Captain William Bell had his fair share of shipwrecks to cope with during his time as Port Captain at Durban.
The 1860s were particularly busy, as the volume of sail visiting the port increased and the difficulties of the harbour entrance, with varying depths of water over the Bar, had yet to be overcome. This was also the decade which saw the beginning of immigration of Indian labour, with ships sailing from Madras and other Indian ports to Natal carrying large numbers of migrants.
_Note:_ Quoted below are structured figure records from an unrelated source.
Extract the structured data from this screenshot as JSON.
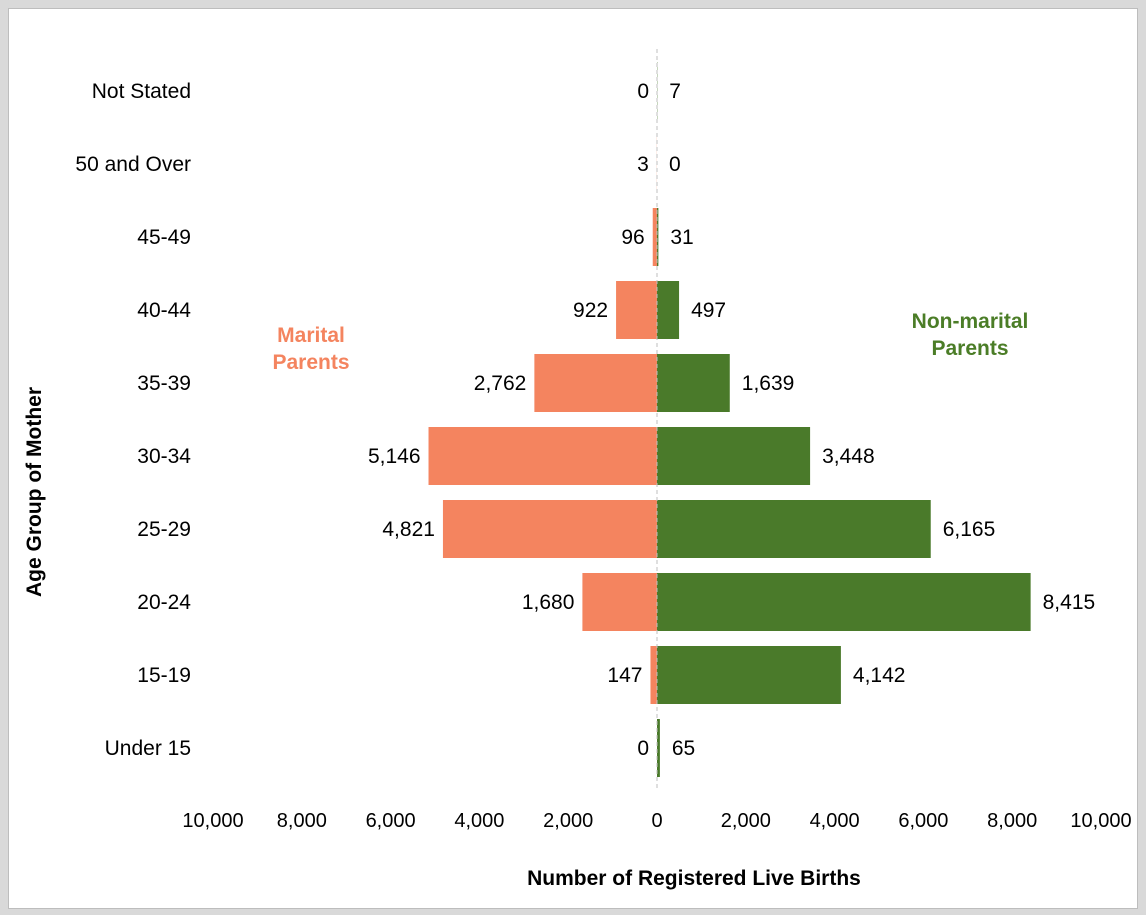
{
  "chart_data": {
    "type": "bar",
    "orientation": "horizontal",
    "layout": "population-pyramid",
    "title": "",
    "xlabel": "Number of Registered Live Births",
    "ylabel": "Age Group of Mother",
    "categories": [
      "Under 15",
      "15-19",
      "20-24",
      "25-29",
      "30-34",
      "35-39",
      "40-44",
      "45-49",
      "50 and Over",
      "Not Stated"
    ],
    "series": [
      {
        "name": "Marital Parents",
        "side": "left",
        "color": "#f4845f",
        "label_color": "#f4845f",
        "values": [
          0,
          147,
          1680,
          4821,
          5146,
          2762,
          922,
          96,
          3,
          0
        ],
        "value_labels": [
          "0",
          "147",
          "1,680",
          "4,821",
          "5,146",
          "2,762",
          "922",
          "96",
          "3",
          "0"
        ]
      },
      {
        "name": "Non-marital Parents",
        "side": "right",
        "color": "#4a7a2a",
        "label_color": "#4b7d27",
        "values": [
          65,
          4142,
          8415,
          6165,
          3448,
          1639,
          497,
          31,
          0,
          7
        ],
        "value_labels": [
          "65",
          "4,142",
          "8,415",
          "6,165",
          "3,448",
          "1,639",
          "497",
          "31",
          "0",
          "7"
        ]
      }
    ],
    "xlim": [
      -10000,
      10000
    ],
    "x_ticks": [
      -10000,
      -8000,
      -6000,
      -4000,
      -2000,
      0,
      2000,
      4000,
      6000,
      8000,
      10000
    ],
    "x_tick_labels": [
      "10,000",
      "8,000",
      "6,000",
      "4,000",
      "2,000",
      "0",
      "2,000",
      "4,000",
      "6,000",
      "8,000",
      "10,000"
    ],
    "series_label_lines": {
      "left": [
        "Marital",
        "Parents"
      ],
      "right": [
        "Non-marital",
        "Parents"
      ]
    },
    "grid": false,
    "legend": "none"
  }
}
Each shipwreck which occurred in the environs of the port would be the subject of an enquiry by the Harbour Board and the findings published in the local press. Bell and George Cato as well as the Lieutenant Governor and the Surveyor General sat on this Board and were closely involved in the harbour works proposed by John Milne, Harbour Engineer.
The Earl of Hardwicke was a British wooden ship of 903 tons commanded by Captain Maddison. She was wrecked on the Back Beach at Durban on 26 Sept 1863 during a north east gale after a voyage from Madras with a cargo of Indian Immigrants. Fortunately no lives were lost. [Natal Mercury 4 December 1863]
There had been a similar incident on 3 January 1861 when the Lord George Bentinck another British barque of 592 tons, commanded by Captain George Case, was wrecked on the Back Beach in a north-easterly wind. She was carrying Indian immigrants and had sailed from Madras. [Natal Mercury 10 January 1861]
The Adelaide was wrecked during a strong easterly gale on 8 Feb 1866. This ship was also carrying Indian immigrants. Several men were drowned in the incident.